Indian Oil Corporation Limited (IOCL), the country’s largest petroleum company, decreased its net profit by 47 percent in the first quarter ended June. The refining margin of the company has come down due to the fuel demand affected due to Kovid-19 epidemic, due to which its profit has come down. In a communication sent to the stock exchanges, the company said that its single net profit during the quarter declined by 46.8 per cent to Rs 1,910.84 crore or Rs 2.08 per share. This resulted in a single net profit of Rs 3,596.11 crore or Rs 3.92 per share in the same quarter of the previous financial year. Most of the time in the first quarter, Corona was in lockdown due to the virus. During this time, the movement of vehicles was controlled. This resulted in IOC sales falling 29 per cent to 15.2 million tonnes during the quarter.
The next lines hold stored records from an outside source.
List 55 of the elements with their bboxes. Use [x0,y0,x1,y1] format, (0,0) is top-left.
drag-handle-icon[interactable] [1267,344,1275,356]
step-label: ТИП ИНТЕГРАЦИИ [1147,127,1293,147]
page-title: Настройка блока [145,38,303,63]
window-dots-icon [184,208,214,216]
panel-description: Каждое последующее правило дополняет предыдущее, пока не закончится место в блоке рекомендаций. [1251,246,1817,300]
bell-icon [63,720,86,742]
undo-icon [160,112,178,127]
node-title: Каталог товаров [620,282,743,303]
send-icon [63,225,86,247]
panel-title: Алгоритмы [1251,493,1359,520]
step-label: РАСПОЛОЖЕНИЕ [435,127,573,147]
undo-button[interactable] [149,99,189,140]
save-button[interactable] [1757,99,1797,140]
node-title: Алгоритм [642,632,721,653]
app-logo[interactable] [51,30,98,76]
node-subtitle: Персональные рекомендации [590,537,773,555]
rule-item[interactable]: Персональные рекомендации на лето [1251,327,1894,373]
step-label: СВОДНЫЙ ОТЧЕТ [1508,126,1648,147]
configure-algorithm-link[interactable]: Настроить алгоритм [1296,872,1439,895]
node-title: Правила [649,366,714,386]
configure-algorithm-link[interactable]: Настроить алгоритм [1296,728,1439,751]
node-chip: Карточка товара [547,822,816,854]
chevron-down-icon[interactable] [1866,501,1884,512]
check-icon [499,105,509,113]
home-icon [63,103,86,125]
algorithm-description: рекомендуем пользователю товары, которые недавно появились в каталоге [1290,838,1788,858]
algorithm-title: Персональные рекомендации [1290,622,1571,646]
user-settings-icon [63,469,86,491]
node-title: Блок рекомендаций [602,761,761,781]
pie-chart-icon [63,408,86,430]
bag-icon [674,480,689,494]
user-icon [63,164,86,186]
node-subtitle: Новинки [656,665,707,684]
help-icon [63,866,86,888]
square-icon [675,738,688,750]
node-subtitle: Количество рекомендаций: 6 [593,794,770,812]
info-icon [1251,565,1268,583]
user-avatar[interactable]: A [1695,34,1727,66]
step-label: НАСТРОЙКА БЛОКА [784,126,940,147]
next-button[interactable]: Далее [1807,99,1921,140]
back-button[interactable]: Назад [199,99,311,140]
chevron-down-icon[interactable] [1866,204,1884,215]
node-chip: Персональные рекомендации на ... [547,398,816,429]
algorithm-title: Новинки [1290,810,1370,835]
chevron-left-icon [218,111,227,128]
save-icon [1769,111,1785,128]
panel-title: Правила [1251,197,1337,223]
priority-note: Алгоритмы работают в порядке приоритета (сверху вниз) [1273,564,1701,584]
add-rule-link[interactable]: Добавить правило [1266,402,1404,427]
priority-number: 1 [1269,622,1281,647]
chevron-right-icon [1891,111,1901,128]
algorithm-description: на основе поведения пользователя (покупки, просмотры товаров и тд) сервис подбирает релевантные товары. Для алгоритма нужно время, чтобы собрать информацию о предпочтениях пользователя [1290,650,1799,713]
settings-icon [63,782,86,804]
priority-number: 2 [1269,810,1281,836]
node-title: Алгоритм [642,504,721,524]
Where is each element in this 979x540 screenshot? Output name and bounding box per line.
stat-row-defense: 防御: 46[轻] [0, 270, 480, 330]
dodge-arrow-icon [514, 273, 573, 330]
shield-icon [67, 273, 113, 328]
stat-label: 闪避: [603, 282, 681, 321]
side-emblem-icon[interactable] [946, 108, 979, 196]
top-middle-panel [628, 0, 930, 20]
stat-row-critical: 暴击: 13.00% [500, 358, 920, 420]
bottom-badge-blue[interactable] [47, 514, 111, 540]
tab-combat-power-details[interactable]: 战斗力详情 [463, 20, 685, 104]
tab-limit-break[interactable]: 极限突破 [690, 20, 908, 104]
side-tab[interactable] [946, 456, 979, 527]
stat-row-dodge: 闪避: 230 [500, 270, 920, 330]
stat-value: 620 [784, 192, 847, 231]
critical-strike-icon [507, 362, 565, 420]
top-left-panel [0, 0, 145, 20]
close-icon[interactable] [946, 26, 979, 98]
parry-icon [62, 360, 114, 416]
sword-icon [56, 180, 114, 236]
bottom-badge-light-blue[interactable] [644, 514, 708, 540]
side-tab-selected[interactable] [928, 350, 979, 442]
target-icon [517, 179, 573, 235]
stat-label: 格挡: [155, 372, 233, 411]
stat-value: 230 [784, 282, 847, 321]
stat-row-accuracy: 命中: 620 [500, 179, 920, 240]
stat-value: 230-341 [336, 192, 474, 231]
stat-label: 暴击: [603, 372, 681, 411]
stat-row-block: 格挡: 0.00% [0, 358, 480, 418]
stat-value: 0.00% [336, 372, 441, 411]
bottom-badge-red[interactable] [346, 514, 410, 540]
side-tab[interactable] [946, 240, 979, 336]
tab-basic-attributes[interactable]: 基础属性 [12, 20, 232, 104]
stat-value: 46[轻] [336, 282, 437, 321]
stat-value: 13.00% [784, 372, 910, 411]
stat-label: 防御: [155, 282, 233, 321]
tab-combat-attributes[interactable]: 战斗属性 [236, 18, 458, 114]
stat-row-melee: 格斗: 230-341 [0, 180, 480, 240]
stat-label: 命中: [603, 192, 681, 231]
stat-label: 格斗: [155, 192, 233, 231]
During the quarter, the company’s refineries processed 25 percent less i.e. 12.9 million tonnes of crude oil. The company said that it incurred a loss of $ 1.98 on every single barrel of crude oil processed during the quarter. The company said, “Business and economic activities were affected by the outbreak of the corona virus epidemic in the country. A lockdown was imposed on 25 March to curb the epidemic in India. This affected global demand for crude oil and disrupted the supply chain. During this period, companies had to cut their operations for a short period or shut down completely. ”
Operating income of the company declined to Rs 88,936.54 crore in the June quarter from Rs 1,50,136.70 crore in the same quarter of the previous financial year. The company said its sales were severely affected in April due to a nationwide shutdown. During this time the plants also operated at low capacity. However, by June it had come back to normalcy to a great extent.